Rebagliati afirmou que não consome a droga desde abril do ano passado e que o teste deve ter dado positivo devido à presença dele em uma festa no Canadá dez dias antes do início dos Jogos de Inverno.
Naquela festa, os convidados teriam fumado maconha, e o atleta, apenas aspirado a fumaça.
De acordo com Ovandir Alves Silva, 55, chefe do laboratório de análises toxicológicas da USP (Universidade de São Paulo), a versão apresentada pelo canadense não é aceitável.
Em sua opinião, não pode ser verídica a afirmação do esportista de que não consome maconha desde abril de 97.
""A eliminação da maconha do organismo das pessoas varia muito, conforme a qualidade da droga. Se for mais forte, leva mais tempo", diz o especialista em toxicologia. "Dura alguns dias, dificilmente meses. Então, seria impossível levar quase um ano."

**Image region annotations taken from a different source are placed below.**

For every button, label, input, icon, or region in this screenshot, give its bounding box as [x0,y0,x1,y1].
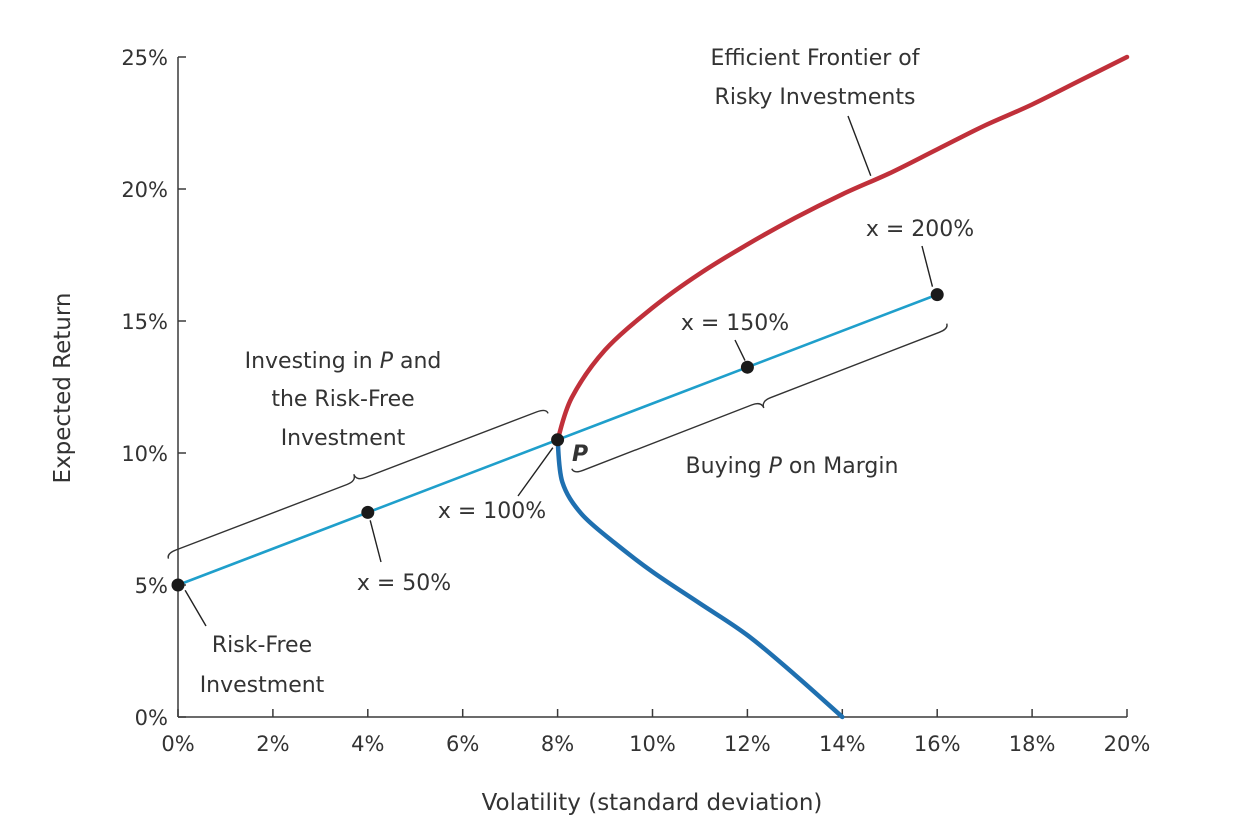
portfolio-point [361,505,375,519]
x-tick-label: 14% [819,732,866,756]
x-tick-label: 20% [1104,732,1151,756]
x100-leader [517,447,554,497]
x200-leader [921,245,934,287]
investing-label-line2: the Risk-Free [271,387,414,412]
x150-label: x = 150% [681,311,789,336]
inefficient-frontier-curve [555,437,845,720]
portfolio-point [171,578,185,592]
y-tick-label: 10% [121,442,168,466]
y-tick-label: 20% [121,178,168,202]
efficient-frontier-curve [555,54,1130,443]
y-tick-label: 25% [121,46,168,70]
x150-leader [734,339,746,361]
y-axis-title: Expected Return [50,293,76,484]
leader-lines [184,115,934,627]
investing-label-line1-b: and [393,349,441,374]
x-axis-title: Volatility (standard deviation) [482,790,823,816]
investing-label-line1-p: P [380,349,394,374]
portfolio-point [551,433,565,447]
x-tick-label: 4% [351,732,384,756]
x50-label: x = 50% [357,571,451,596]
investing-label-line1-a: Investing in [245,349,380,374]
points-layer [171,288,944,592]
y-tick-label: 0% [135,706,168,730]
frontier-label-line1: Efficient Frontier of [710,46,920,71]
x100-label: x = 100% [438,499,546,524]
investing-brace [167,409,549,559]
x-tick-label: 2% [256,732,289,756]
p-point-label: P [572,442,588,467]
margin-label-p: P [769,454,783,479]
portfolio-point [930,288,944,302]
x-tick-label: 8% [541,732,574,756]
riskfree-label-line2: Investment [200,673,325,698]
x-tick-label: 0% [161,732,194,756]
riskfree-leader [184,589,207,627]
frontier-leader [847,115,872,177]
x-tick-label: 6% [446,732,479,756]
frontier-label-line2: Risky Investments [715,85,916,110]
x200-label: x = 200% [866,217,974,242]
riskfree-label-line1: Risk-Free [212,633,312,658]
investing-label-line1: Investing in P and [245,349,442,374]
y-tick-label: 15% [121,310,168,334]
braces [167,323,948,559]
investing-label-line3: Investment [281,426,406,451]
x-tick-label: 18% [1009,732,1056,756]
y-tick-label: 5% [135,574,168,598]
margin-label-a: Buying [686,454,769,479]
x-axis-ticks: 0% 2% 4% 6% 8% 10% 12% 14% 16% 18% 20% [161,709,1150,756]
margin-label-b: on Margin [782,454,899,479]
margin-brace [571,323,948,473]
portfolio-point [740,360,754,374]
x50-leader [369,520,382,563]
x-tick-label: 12% [724,732,771,756]
x-tick-label: 10% [629,732,676,756]
y-axis-ticks: 0% 5% 10% 15% 20% 25% [121,46,186,730]
margin-label: Buying P on Margin [686,454,899,479]
x-tick-label: 16% [914,732,961,756]
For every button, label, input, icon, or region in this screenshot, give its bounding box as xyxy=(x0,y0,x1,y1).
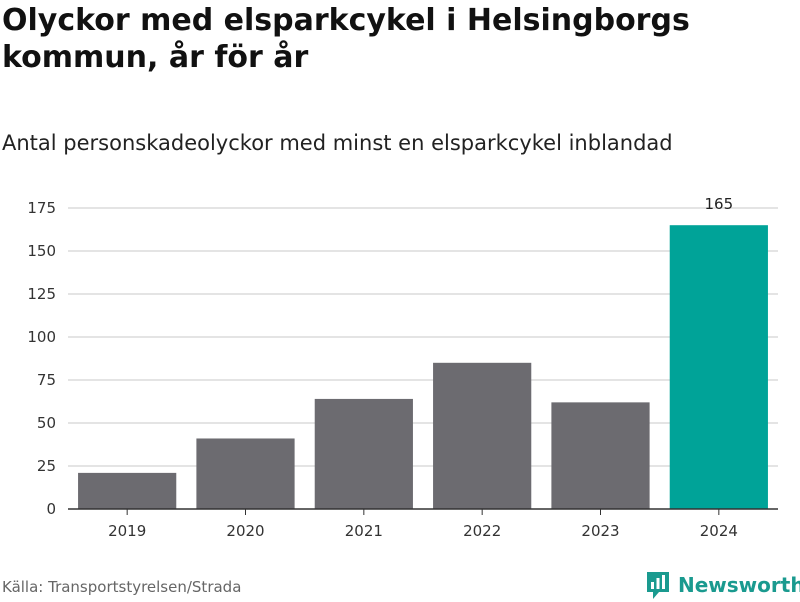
chart-title: Olyckor med elsparkcykel i Helsingborgs … xyxy=(2,3,690,75)
chart-subtitle: Antal personskadeolyckor med minst en el… xyxy=(2,131,673,155)
y-tick-label: 25 xyxy=(37,457,56,475)
data-labels: 165 xyxy=(705,195,734,213)
brand-logo: Newsworthy xyxy=(645,568,800,602)
bar xyxy=(196,438,295,509)
y-tick-label: 50 xyxy=(37,414,56,432)
x-tick-label: 2020 xyxy=(226,522,264,540)
x-tick-label: 2019 xyxy=(108,522,146,540)
bar xyxy=(551,402,650,509)
source-note: Källa: Transportstyrelsen/Strada xyxy=(2,578,242,596)
bar xyxy=(433,362,532,509)
x-tick-label: 2024 xyxy=(700,522,738,540)
axes: 0 25 50 75 100 125 150 175 2019 2020 2021 2022 2023 2… xyxy=(27,199,778,540)
brand-name: Newsworthy xyxy=(678,573,800,597)
bar xyxy=(314,398,413,509)
y-tick-label: 0 xyxy=(46,500,56,518)
data-label: 165 xyxy=(705,195,734,213)
x-tick-label: 2021 xyxy=(345,522,383,540)
bars xyxy=(78,225,768,509)
bar xyxy=(669,225,768,509)
y-tick-label: 125 xyxy=(27,285,56,303)
y-tick-label: 175 xyxy=(27,199,56,217)
newsworthy-logo-icon xyxy=(647,572,669,599)
y-tick-label: 75 xyxy=(37,371,56,389)
y-tick-label: 150 xyxy=(27,242,56,260)
bar xyxy=(78,472,177,509)
x-tick-label: 2023 xyxy=(581,522,619,540)
y-tick-label: 100 xyxy=(27,328,56,346)
gridlines xyxy=(68,207,778,467)
x-tick-label: 2022 xyxy=(463,522,501,540)
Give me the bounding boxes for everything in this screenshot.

Alves Silva também rejeita a possibilidade de Rebagliati se ter intoxicado em uma festa no Canadá dez dias antes de competir.
""Não aceito a afirmativa de fumante passivo. Essa quantidade (17,8 nanogramas da droga por mililitro) só poderia aparecer na urina de um fumante passivo se ele estivesse em um recinto pequeno e com muita gente", afirmou.
""Para ter essa concentração como fumante passivo", acrescentou ele, "teria que ser uma coisa muito recente, em um recinto fechado, como um carro, e com três ou quatro pessoas fumando dentro. Em uma festa, é difícil haver lugares tão pequenos e fechados."
Para Alves Silva, que trabalha com análise de doping na USP há 20 anos, Rebagliati, ao citar o caso da festa, "procurou justificativa (para não perder a medalha ), e aceitaram".
Ele afirma que, por ser uma droga ilícita no Brasil, "não há estudos precisos sobre o efeito da maconha no esporte. Mas ela altera a conduta do indivíduo, o que traz riscos em qualquer ocasião. Pode não afetar o rendimento mas afeta a saúde, e é doping."
O laboratório da USP, a serviço da FPF (Federação Paulista de Futebol), realiza análises de testes de doping no Campeonato Paulista.
"Mas não houve nenhum problema até agora", disse Alves Silva.